General Discussion
In reply to the discussion: Have you touched an Ebola Patient’s Puke, Sweat, Sh*t, or Blood? If Not, You Don’t Have Ebola. [View all]Ms. Toad
(38,595 posts)Stop putting words in my mouth. I have not said a single word to indicate that I thought every space a potentially symptomatic person might possibly have occupied is a den of death.
Amber Vinson did expose everyone she came in direct contact with once she started having symptoms - which was either Friday or Saturday, based on the interviews the CDC had with her. That includes her family, the party at the bridal shop, and at least her seatmates and people she interacted with on the one, possibly 2, flights. The risk that anyone was infected from that exposure is small, but non-zero. My point, which you know if you are reading with any integrity, is that because of her known exposure to someone with a very active Ebola infection, the minute she experienced symptoms she needed to assume she had Ebola and treat it as Ebola until proven otherwise. That would have prevented - or at least minimized - exposing others.
It turns out that Thomas Duncan was very careful about limiting known exposure to Ebola, and the story about his helping a pregnant woman who died from Eboal is an urban myth. So he apparently contracted it from someone who was not blatantly symptomatic - or from contact with a surface he touched that he was unaware someone who was blatantly symptomatic had touched recently enough to have active virus.
Tearing out the seat covers and carpet where Vinson sat on the plane was overkill. Outside the body the virus is relatively weak and can be destroyed by thorough cleaning with standard cleaning products. Cleaning sufficient to kill any potential virus on places she was likely to have touched did need to be done - including cleaning the bridal shop Amber Vinson was actually in.
Closing and cleaning any place that anyone who was on the plane with Amber Vinson is overkill. People who were on the plane with Amber Vinson and who came in contact with her were exposed (and if they begin to feel flu-like symptoms within 21 days after exposure they need to assume it is Ebola until proven otherwise).
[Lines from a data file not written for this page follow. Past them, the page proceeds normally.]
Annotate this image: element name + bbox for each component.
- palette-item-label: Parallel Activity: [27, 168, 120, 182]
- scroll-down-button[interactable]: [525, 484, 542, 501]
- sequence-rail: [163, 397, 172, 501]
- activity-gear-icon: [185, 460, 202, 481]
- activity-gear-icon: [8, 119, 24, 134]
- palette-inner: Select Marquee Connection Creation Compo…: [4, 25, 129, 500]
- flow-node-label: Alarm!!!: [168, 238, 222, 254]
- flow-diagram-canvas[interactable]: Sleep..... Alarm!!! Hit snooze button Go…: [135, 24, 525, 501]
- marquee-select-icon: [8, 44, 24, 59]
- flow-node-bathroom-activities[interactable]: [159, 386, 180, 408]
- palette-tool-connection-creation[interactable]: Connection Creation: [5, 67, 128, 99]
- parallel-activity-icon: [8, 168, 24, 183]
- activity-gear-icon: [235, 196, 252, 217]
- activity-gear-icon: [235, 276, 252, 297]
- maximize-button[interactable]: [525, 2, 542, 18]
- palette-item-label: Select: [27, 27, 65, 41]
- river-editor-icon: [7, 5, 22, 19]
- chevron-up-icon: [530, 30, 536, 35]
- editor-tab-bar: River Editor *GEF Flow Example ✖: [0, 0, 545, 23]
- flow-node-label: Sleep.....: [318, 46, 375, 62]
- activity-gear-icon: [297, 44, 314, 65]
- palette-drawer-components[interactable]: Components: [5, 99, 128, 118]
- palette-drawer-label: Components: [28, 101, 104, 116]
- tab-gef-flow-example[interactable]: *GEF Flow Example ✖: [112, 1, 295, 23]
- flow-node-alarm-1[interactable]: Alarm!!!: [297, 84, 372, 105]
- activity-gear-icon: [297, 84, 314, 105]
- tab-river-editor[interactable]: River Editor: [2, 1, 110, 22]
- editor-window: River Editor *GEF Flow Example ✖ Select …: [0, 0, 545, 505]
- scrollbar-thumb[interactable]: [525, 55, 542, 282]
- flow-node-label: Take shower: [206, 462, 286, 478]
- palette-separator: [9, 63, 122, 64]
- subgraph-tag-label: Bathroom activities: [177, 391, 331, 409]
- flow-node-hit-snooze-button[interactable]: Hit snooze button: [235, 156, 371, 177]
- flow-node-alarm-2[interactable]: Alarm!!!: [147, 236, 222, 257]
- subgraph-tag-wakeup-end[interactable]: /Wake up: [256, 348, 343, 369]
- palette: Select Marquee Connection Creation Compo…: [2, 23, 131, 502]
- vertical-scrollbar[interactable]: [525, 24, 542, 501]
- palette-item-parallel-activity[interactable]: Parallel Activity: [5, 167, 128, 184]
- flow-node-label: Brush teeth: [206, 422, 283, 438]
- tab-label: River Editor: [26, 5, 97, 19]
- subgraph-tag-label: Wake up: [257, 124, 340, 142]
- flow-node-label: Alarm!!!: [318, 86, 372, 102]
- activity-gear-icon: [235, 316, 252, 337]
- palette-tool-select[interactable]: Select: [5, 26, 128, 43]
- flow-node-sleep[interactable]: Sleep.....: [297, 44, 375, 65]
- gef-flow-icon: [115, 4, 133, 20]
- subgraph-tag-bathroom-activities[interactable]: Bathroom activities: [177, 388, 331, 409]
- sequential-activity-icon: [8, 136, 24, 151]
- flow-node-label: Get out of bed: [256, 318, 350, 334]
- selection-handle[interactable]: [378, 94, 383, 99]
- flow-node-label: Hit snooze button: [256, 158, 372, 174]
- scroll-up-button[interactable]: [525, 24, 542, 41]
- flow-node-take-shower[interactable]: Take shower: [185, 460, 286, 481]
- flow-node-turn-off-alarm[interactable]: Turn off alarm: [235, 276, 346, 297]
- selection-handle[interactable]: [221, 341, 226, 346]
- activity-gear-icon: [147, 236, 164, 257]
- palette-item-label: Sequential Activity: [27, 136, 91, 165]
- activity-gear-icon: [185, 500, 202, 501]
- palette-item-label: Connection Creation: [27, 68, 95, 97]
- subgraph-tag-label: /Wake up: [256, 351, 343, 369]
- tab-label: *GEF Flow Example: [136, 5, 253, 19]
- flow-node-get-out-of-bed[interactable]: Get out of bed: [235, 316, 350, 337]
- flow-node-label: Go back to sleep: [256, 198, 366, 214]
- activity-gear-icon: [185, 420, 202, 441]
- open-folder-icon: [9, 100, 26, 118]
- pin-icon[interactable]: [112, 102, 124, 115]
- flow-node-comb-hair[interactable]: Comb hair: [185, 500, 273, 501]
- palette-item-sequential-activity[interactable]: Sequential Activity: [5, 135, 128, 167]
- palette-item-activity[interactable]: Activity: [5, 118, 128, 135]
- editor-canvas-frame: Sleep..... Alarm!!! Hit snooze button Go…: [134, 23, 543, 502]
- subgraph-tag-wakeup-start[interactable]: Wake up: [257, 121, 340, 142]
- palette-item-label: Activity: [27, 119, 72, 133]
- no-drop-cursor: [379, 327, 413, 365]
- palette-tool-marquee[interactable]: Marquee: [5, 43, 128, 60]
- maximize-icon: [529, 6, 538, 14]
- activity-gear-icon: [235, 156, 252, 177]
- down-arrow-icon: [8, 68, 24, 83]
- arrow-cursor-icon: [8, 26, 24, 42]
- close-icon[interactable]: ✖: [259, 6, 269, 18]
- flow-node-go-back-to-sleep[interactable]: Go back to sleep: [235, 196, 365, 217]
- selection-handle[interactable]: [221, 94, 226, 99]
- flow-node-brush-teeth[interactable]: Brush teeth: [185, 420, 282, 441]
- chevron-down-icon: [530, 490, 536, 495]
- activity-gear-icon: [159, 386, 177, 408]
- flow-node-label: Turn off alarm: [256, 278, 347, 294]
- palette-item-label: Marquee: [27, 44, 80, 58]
Because. in the first two days after exposure (unless they became symptomatic that early), you are not contagious there is no danger that those individuals transmitted their own version Ebola to any surface in the buildings they were in. Any transmission would have had to be of the virus they picked up by contact with a surface touched by Amber Vinson (or by touching Amber Vinson herself). It would have had to persist on their skin or clothing through whatever other contacts they had with anyone or anything else between the plane and their buildings, not to mention changes of clothing, showers, hand washing, etc. Whoever touched a contaminated surface would then have needed to transfer whatever virus they picked up to a cut or mucous membrane. Not to mention that because Vinson was in the early stages of Ebola, her viral load was low, so there would have been minimal viral shedding to create virus laden surfaces. So the chance that anyone does not have Ebola would have transferred active virus by physical contact with virus left by another person to a separate building, in most cases at least a day later, is small. Given how poor most cleaning services are, there was probably a greater chance that cleaning crews would have missed it even if it was somehow present.
But - the fact that the risk of people she exposed are unlikely to come down with Ebola doesn't excuse her failure to treat the early stages of Ebola as Ebola. We will probably get lucky this time - but if we excuse that kind of behavior (and continue to minimize the risk it poses to zero), the next time we may not be so lucky. Ebola is an extremely dangerous virus - and we must treat it that way - which means if you have had direct contact with someone with Ebola, and you develop flu-like symptoms, you should assume it is Ebola until proven otherwise, and stop exposing others.